After selection of “control” sample(s) (which can be done before and after data analysis), viral TAXID detected in the Main report of the user-selected “control” sample(s) will be flagged in the reports of the other samples as “Taxid found in control” in the “Control” column. This new functionality is designed to facilitate the background subtraction of viral hits also found in controls. Multiple controls are possible.
For further recommendations for interpretation of metagenomics virus detection data, we recommend the following literature:
de Vries JJC, et al, 2021. Recommendations for the introduction of metagenomic next-generation sequencing in clinical virology, part II: bioinformatic analysis and reporting. J Clin Virol. https://doi.org/10.1016/j.jcv.2021.104812
López-Labrador FX et al, 2020. Recommendations for the introduction of metagenomic high-throughput sequencing in clinical virology, part I: Wet lab procedure. J Clin Virol. https://doi.org/10.1016/j.jcv.2020.104691
Intermediate outputs
Multiple intermediate outputs and statistics are available by clicking in the following ‘expand-and-collapse’ panels:
Assembly
This tab provides an overview on the assembly step (thi steps uses the reads retained after the “Viral enrichment” and/or “Host depletion” steps).
Filtered contigs are provided for download (fasta.gz format).
Reads and Contigs classification
This tab provides reads and/or contigs classification reports (tsv format) with the list of viral hits (TAXID and representative accession numbers) detected after the intermediate screening against viral sequence databases. The two reports are merged to select the top viral hits to be automatically subjected to confirmatory re-mapping (see next steps). These reports are also compiled in the Raw Classification and Mapping Summary panel (below).

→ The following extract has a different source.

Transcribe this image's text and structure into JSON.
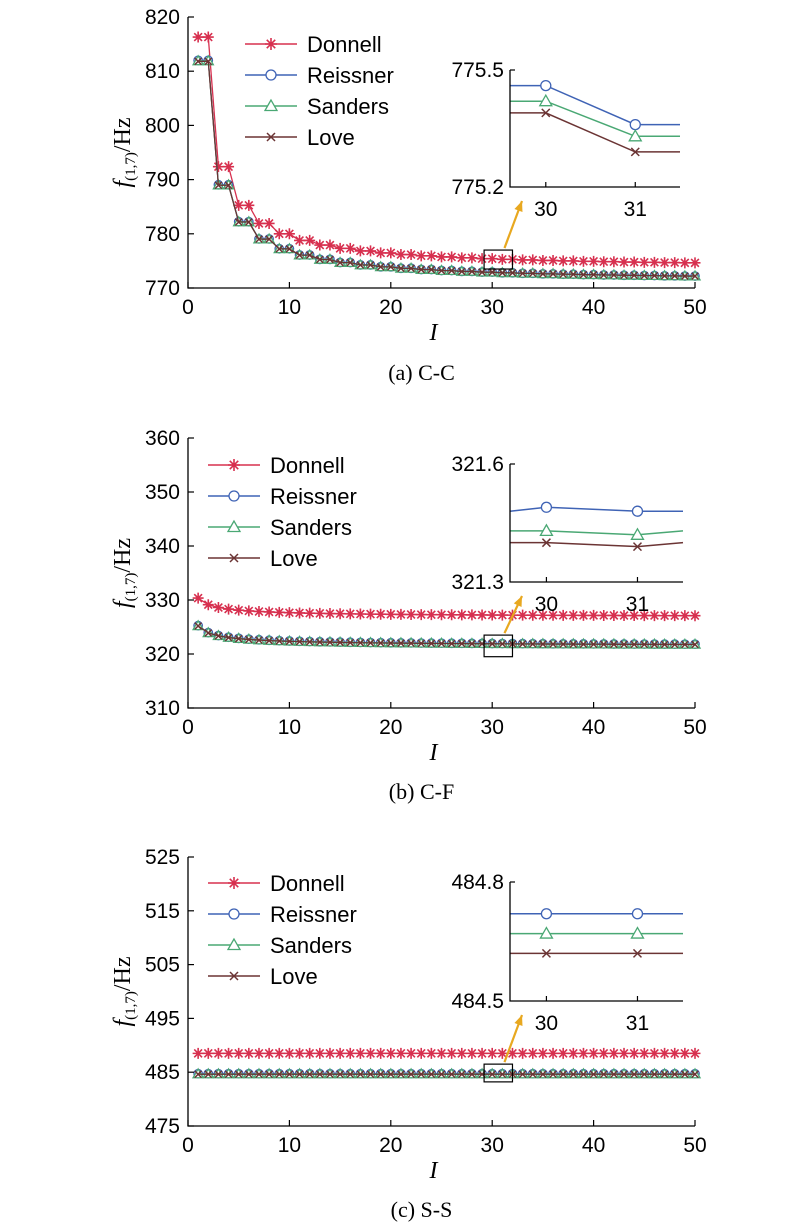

Raw Classification and Mapping Summary
This table lists all viral hits (TAXID and representative accession numbers) detected during the intermediate step of Reads and Contigs Classification (see above), indicating if they were (or not) automatically selected for confirmatory re-mapping.
TAXIDs that were not automatically selected for confirmatory re-mapping step (flagged as “Unmapped”) can be user-selected for mapping at any time by clicking in the “eye” icon. The result of the user-requested mapping will show up in the Main table report.